Deuxièmement, la tenue de la deuxième édition en 2019 a accru la probabilité que le forum sur la BRI devienne une réunion régulière tous les deux ans. Cela peut être considéré comme une évolution de l'initiative BRI, passant de la « vision à la réalité, de l'idéologie à l'action ». La portée et la capacité d'exécution de la Chine se sont accrues, ce qui témoigne du renforcement des réseaux politiques et économiques entre la Chine et les pays participants à la BRI. Cette augmentation de l'influence est également démontrée par l'expansion de la BAII, qui comptait 57 pays fondateurs et compte désormais 77 États membres en deux ans.
Troisièmement, la contribution économique de la Chine aux pays de la BRI s'est accrue, assurant ainsi à la Chine des débouchés externes pour sa croissance économique. De 2014 à 2016, le commerce entre la Chine et les pays de la BRI a dépassé 3 000 milliards de dollars, représentant 25,9 % du commerce total de la Chine. En 2016, le taux de croissance des exportations vers cette région était de 26,2 %, dépassant largement le taux de croissance global des exportations chinoises. De plus, 56 zones de coopération économique et commerciale ont été construites dans ces pays, où les entreprises chinoises ont investi plus de 50 milliards de dollars, générant 1,1 milliard de dollars de recettes fiscales et créant 180 000 emplois. Le cabinet de conseil américain McKinsey prévoit que d'ici 2050, les pays le long de la BRI contribueront à 80 % de la croissance économique mondiale, ce qui encourage encore davantage la Chine.
Approfondissement de la stratégie de développement national liée à la BRI
L'un des points de départ de la BRI était l'élaboration d'une stratégie d'expansion à l'étranger pour résoudre le problème de surinvestissement. Par conséquent, toutes les administrations locales ont fait de la BRI une nouvelle force de développement tout en résolvant le problème de surcapacité, et 31 des 32 provinces et municipalités ont élaboré des stratégies de développement liées à la BRI. Conformément à la vision et à l'action du gouvernement central, chaque gouvernement intensifie la concurrence pour obtenir une position avantageuse en exploitant ses avantages comparatifs.

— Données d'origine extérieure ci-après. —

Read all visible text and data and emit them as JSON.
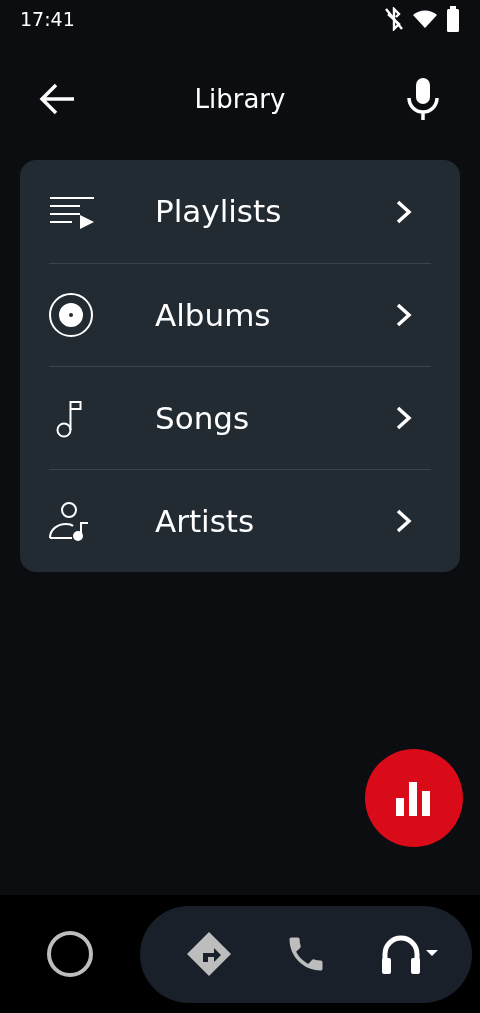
{
  "status_bar": {
    "time": "17:41"
  },
  "header": {
    "title": "Library"
  },
  "library_items": [
    {
      "label": "Playlists",
      "kind": "playlist"
    },
    {
      "label": "Albums",
      "kind": "album"
    },
    {
      "label": "Songs",
      "kind": "song"
    },
    {
      "label": "Artists",
      "kind": "artist"
    }
  ],
  "nav_bar": [
    {
      "kind": "navigation",
      "selected": false
    },
    {
      "kind": "phone",
      "selected": false
    },
    {
      "kind": "media",
      "selected": true
    }
  ]
}
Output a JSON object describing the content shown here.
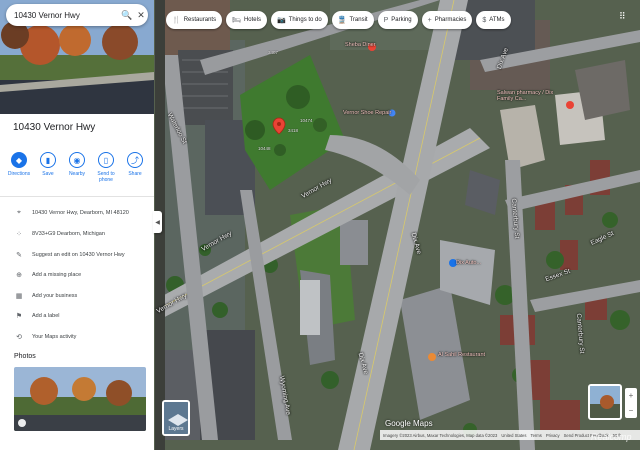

Cela s'est transformé en une compétition pour la sélection des « zones de libre-échange ». Actuellement, 11 provinces et municipalités chinoises ont été désignées comme zones de libre-échange et s'efforcent d'ouvrir la voie à la « Nouvelle Route de la Soie du 21e siècle ». La Chine a stratégiquement choisi la région côtière du sud-est, y compris Shanghai, la région du nord-est représentée par la province du Liaoning, et la région centrale traversée par le fleuve Yangtsé et le fleuve Jaune. Ceci est interprété comme une mesure visant à améliorer l'efficacité de la Route de la Soie maritime tout en renforçant le réseau économique régional national lié à la Route de la Soie terrestre. Par conséquent, la Chine, qui augmente son niveau d'ouverture pour devenir un « faiseur de règles » de l'économie mondiale, accélérera davantage l'élaboration de stratégies nationales pour étendre la BRI autour des zones de libre-échange.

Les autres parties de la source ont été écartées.